Reporting on the health of the franchisor-franchisee relationship and franchisee satisfaction is omitted. It is important to realize this.

Two of the most arguably most important indicators of brand trajectory are a strong franchisor-franchisee relationship and franchisee satisfaction. And yet, these are not openly documented or mentioned anywhere in the FDD. This is an interesting gap in the current FDD structure, which regulators mandate. 

If there are a large number of exits, or numerous disclosed litigation issues, or heavy management turnover from year to year, then a brand’s problems are visible in the FDD. But in many cases, growing trouble is not visible within the context of the FDD. 

The FDD might convey quite the opposite impression to outsiders. For example, insiders know that in a strong franchise, most franchisees want to expand. Prospective owners without franchise experience might see multiple new territory sales as a signal of strength. It is essential to know why existing owners aren’t expanding instead. Lack of litigation isn’t automatically a positive signal. Low management turnover doesn’t mean strong value creation for franchisees. Lack of closures doesn’t equal franchisee profitability. 

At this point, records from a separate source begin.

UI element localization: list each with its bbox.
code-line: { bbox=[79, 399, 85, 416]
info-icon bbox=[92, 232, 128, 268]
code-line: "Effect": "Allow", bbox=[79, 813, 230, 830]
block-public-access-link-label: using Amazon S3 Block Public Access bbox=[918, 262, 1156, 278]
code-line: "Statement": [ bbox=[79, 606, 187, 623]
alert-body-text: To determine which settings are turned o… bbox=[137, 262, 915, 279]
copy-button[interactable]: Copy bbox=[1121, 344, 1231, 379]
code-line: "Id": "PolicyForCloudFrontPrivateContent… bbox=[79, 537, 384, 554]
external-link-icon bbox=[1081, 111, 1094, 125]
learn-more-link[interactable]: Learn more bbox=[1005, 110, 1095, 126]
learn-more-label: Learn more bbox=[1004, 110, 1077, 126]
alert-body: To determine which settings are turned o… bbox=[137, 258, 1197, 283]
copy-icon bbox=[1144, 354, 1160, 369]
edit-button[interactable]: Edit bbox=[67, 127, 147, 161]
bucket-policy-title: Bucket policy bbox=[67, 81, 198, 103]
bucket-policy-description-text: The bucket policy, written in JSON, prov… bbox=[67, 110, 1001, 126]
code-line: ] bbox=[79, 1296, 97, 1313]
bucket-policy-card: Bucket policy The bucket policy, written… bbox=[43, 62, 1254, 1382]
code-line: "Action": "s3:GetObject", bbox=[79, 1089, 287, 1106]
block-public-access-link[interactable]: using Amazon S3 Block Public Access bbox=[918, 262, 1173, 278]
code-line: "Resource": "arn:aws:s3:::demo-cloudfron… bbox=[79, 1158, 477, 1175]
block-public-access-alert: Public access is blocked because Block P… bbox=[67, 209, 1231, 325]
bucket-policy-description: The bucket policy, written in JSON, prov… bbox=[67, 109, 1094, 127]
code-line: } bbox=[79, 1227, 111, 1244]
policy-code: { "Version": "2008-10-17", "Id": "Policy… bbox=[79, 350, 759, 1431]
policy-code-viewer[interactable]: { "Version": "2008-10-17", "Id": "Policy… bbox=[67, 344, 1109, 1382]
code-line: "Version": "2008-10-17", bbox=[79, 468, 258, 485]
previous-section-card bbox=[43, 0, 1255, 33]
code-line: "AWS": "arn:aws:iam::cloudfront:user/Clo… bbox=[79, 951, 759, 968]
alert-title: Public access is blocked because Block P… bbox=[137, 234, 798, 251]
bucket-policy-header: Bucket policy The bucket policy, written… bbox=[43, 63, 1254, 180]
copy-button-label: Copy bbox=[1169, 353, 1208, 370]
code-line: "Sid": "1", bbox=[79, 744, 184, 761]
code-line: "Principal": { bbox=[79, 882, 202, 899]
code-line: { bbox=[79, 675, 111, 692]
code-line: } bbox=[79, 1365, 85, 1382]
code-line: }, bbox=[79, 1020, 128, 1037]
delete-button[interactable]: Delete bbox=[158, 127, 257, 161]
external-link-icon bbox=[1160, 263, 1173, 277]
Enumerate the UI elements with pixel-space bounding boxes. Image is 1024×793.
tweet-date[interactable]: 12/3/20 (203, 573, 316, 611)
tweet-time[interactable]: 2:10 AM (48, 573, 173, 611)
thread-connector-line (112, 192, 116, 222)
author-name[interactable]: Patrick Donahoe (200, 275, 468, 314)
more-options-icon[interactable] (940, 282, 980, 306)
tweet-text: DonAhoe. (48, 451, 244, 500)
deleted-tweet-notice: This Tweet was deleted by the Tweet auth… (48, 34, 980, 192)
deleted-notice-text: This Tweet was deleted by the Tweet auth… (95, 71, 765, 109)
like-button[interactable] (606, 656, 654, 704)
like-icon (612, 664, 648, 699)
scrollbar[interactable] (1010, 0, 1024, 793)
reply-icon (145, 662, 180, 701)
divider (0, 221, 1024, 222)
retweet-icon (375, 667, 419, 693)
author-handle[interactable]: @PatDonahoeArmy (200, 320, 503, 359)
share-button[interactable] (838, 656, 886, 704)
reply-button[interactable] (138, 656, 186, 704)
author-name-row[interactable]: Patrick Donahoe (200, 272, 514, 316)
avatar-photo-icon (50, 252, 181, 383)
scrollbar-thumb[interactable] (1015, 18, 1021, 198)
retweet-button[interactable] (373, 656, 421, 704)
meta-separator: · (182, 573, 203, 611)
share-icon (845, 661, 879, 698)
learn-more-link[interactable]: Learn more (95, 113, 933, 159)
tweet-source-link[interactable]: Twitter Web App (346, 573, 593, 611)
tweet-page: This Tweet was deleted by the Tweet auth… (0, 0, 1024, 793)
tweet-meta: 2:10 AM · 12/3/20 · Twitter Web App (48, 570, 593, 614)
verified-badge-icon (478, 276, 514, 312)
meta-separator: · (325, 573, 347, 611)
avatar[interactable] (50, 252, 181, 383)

With more than 4,000 active franchise brands, it would not be an overstatement to say that there are possibly hundreds of franchise brands that are stalled out or headed for trouble in plain view. They may have reasonably healthy balance sheets, low corporate turnover, and little or no disclosed litigation. But ‘calm’ on the surface can cover up significant underlying structural, profitability, brand, or franchisor-franchisee relationship problems. It is imperative for prospective franchisees to speak to as many current and past franchisees as possible. Franchisees are the best possible source of information about a brand and what it’s really like to be a franchisee of that brand. Is the brand likely to grow in the long term? Would they do it all over again? Do they like working with corporate?

Since it can be hard to speak to every franchisee, any sensible franchise purchase process should also include reviewing franchisee surveys – ideally conducted by an outside third party such as Franchise Business Review. Surveys document the health of the franchisee-franchisor relationship across many touchpoints. Good surveys poll about brand strength, marketing execution, technology infrastructure and direction, trust in the corporate team, fees, value delivered, and other vital topics. This franchisee scorecard is the critical missing element that you will not find in the FDD.

Look closely at the report and really try to understand what’s captured. Use the information to ask questions when you speak to the franchisor team and franchisees. Find out how the management team uses the survey to improve. What feedback did they receive in the past, and what changed as a result? Are franchisee survey results baked into corporate compensation or performance evaluation? How do results compare to competitors?